The group's sales increased by 7.5 percent to €4,210 million in the quarter, and they went up by 3.7 percent on a comparable basis, with increases of 4.3 percent for Essilor and 3.2 percent for Luxottica. Currencies had a positive effect of 3.8 percentage points on the total turnover. Acquisitions contributed 1.0 percentage points to Essilor's reported growth of 7.6 percent, and they will contribute more as the year progresses, especially in the second half of 2019. Luxottica performed particularly well at the retail level.
The management is confident that the group's sales growth will reach a level of between 3 percent and 5.5 percent for the full financial year. Essilux didn't comment on its bottom line for the quarter, but the management is predicting that the adjusted operating profit will increase at a rate of between 0.8 and 1.2 times revenues. The adjusted net profit should grow 1 to 1.5 times faster than sales.

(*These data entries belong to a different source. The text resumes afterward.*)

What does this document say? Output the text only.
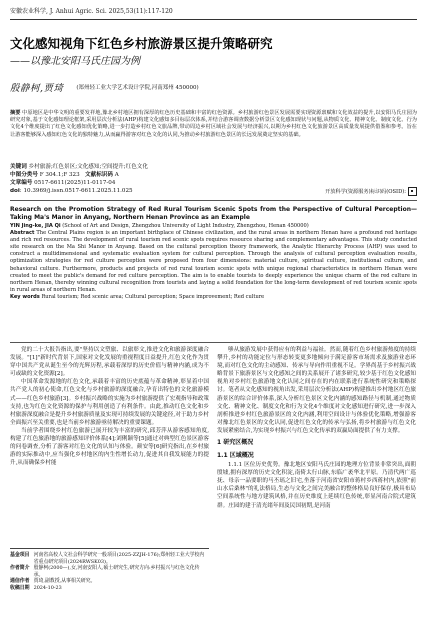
安徽农业科学, J. Anhui Agric. Sci. 2025,53(11):117-120
文化感知视角下红色乡村旅游景区提升策略研究
——以豫北安阳马氏庄园为例
殷静柯,贾琦 $^{(郑州轻工业大学艺术设计学院,河南郑州 450000)}$
摘要 中原地区是中华文明的重要发祥地,豫北乡村地区拥有深厚的红色历史基础和丰富的红色资源。乡村旅游红色景区发展需要实现资源禀赋和文化效益的提升,以安阳马氏庄园为研究对象,基于文化感知理论框架,采用层次分析法(AHP)构建文化感知多目标层次体系,并结合游客调查数据分析景区文化感知现状与问题,从物质文化、精神文化、制度文化、行为文化4个维度提出了红色文化感知优化策略,进一步打造乡村红色文旅品牌,带动周边乡村区域社会发展与经济振兴,以期为乡村红色文化旅游景区高质量发展提供借鉴和参考。旨在让游客能够深入感知红色文化的独特魅力,从而赢得游客对红色文化的认同,为推动乡村旅游红色景区的长远发展奠定坚实的基础。
关键词 乡村旅游;红色景区;文化感知;空间提升;红色文化
中图分类号 F 304.1;F 323 文献标识码 A
文章编号 0517-6611(2025)11-0117-04
doi: 10.3969/j.issn.0517-6611.2025.11.025	开放科学(资源服务)标识码(OSID):
Research on the Promotion Strategy of Red Rural Tourism Scenic Spots from the Perspective of Cultural Perception—Taking Ma's Manor in Anyang, Northern Henan Province as an Example
YIN Jing-ke, JIA Qi (School of Art and Design, Zhengzhou University of Light Industry, Zhengzhou, Henan 450000)
Abstract The Central Plains region is an important birthplace of Chinese civilization, and the rural areas in northern Henan have a profound red heritage and rich red resources. The development of rural tourism red scenic spots requires resource sharing and complementary advantages. This study conducted site research on the Ma Shi Manor in Anyang. Based on the cultural perception theory framework, the Analytic Hierarchy Process (AHP) was used to construct a multidimensional and systematic evaluation system for cultural perception. Through the analysis of cultural perception evaluation results, optimization strategies for red culture perception were proposed from four dimensions: material culture, spiritual culture, institutional culture, and behavioral culture. Furthermore, products and projects of red rural tourism scenic spots with unique regional characteristics in northern Henan were created to meet the public's demand for red culture perception. The aim is to enable tourists to deeply experience the unique charm of the red culture in northern Henan, thereby winning cultural recognition from tourists and laying a solid foundation for the long-term development of red tourism scenic spots in rural areas of northern Henan.
Key words Rural tourism; Red scenic area; Cultural perception; Space improvement; Red culture

党的二十大报告指出,要"坚持以文塑旅、以旅彰文,推进文化和旅游深度融合发展。"[1]"新时代背景下,国家对文化发展的重视程度日益提升,红色文化作为贯穿中国共产党从诞生至今的光辉历程,承载着深厚的历史价值与精神内涵,成为不可或缺的文化资源[2]。

中国革命发源地的红色文化,承载着丰富的历史底蕴与革命精神,彰显着中国共产党人的初心使命,红色文化与乡村旅游的深度融合,孕育出特色的文化旅游模式——红色乡村旅游[3]。乡村振兴战略的实施为乡村旅游提供了宏观指导和政策支持,也为红色文化资源的保护与利用创造了有利条件。由此,推动红色文化和乡村旅游深度融合是提升乡村旅游质量及实现可持续发展的关键途径,对于助力乡村全面振兴至关重要,也是当前乡村旅游亟待解决的重要课题。

当前学者围绕乡村红色旅游已展开较为丰富的研究,邱芳萍从游客感知角度,构建了红色旅游地的旅游感知评价体系[4];刘俐颖等[5]通过对典型红色景区游客的问卷调查,分析了游客对红色文化的认知与体验。颜安等[6]研究指出,在乡村旅游的实际推动中,应当强化乡村地区的内生性增长动力,促进其自我发展能力的提升,从而确保乡村能

够从旅游发展中获得应有的利益与福祉。然而,随着红色乡村旅游热度的持续攀升,乡村的功能定位与形态转变更多地倾向于满足游客市场需求及旅游业态环境,而对红色文化的主动感知、传承与导向作用重视不足。学界尚基于乡村振兴战略背景下旅游景区与文化感知之间的关系展开了诸多研究,较少基于红色文化感知视角对乡村红色旅游地文化认同之间存在的内在联系进行系统性研究和策略探讨。笔者从文化感知的视角出发,采用层次分析法(AHP)构建推出乡村地区红色旅游景区的综合评价体系,深入分析红色景区文化内涵的感知路径与机制,通过物质文化、精神文化、制度文化和行为文化4个维度对文化感知进行研究,进一步深入剖析推进乡村红色旅游景区的文化内涵,利用空间设计与体验优化策略,增强游客对豫北红色景区的文化认同,促进红色文化的传承与弘扬,将乡村旅游与红色文化发展紧密结合,为实现乡村振兴与红色文化传承的双赢局面提供了有力支撑。

1 研究区概况
1.1 区域概况

1.1.1 区位历史优势。豫北地区安阳马氏庄园的地理方位背景非常突出,面朝殷墟,拥有深厚的历史文化积淀,南倚太行山脉,东临广袤华北平原。乃清代两广巡抚、母亲一品要职的马丕瑶之旧宅,坐落于河南省安阳市蒋村乡西蒋村内,依照"前山水后桑林"的礼法格局,生态与文化之间完美融合的整体格局良好保存,极具布局空间系统性与地方建筑风格,并在历史维度上延续红色传统,彰显河南合院式建筑群。庄园的建于清光绪年间及民国初期,是河南

基金项目 河南省高校人文社会科学研究一般项目(2025-ZZJH-176);郑州轻工业大学校内省重点研究项目(2024RWSK03)。
作者简介 殷静柯(2000—),女,河南安阳人,硕士研究生,研究方向:乡村振兴与红色文化传承。
通信作者 贾琦,副教授,从事相关研究。
收稿日期 2024-10-23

The management declined to comment at this stage on the contribution that will come from the synergies between Essilor and Luxottica. It listed some of the 20 “priority work streams” that the two companies' teams are focusing on at this stage of the integration process. Besides leveraging the group's extensive (online and offline) retail network to optimize the penetration of their respective products, it is working on a “complete pair” model for prescription frames and sunglasses through common R&D projects.
The two teams are intent on cross-selling their respective products at the wholesale level to offer better product assortments, service levels and logistics to key accounts and independent retailers. The management said they have already started to sit at the same table with key accounts in the U.S., which now represents about half of the group's total turnover.
Essilor and Luxottica are also trying to optimize the supply chain by leveraging their best technologies, enhancing efficiencies in sourcing and procurement. They are intent on growing the market through better awareness and access to visions solutions in certain geographies.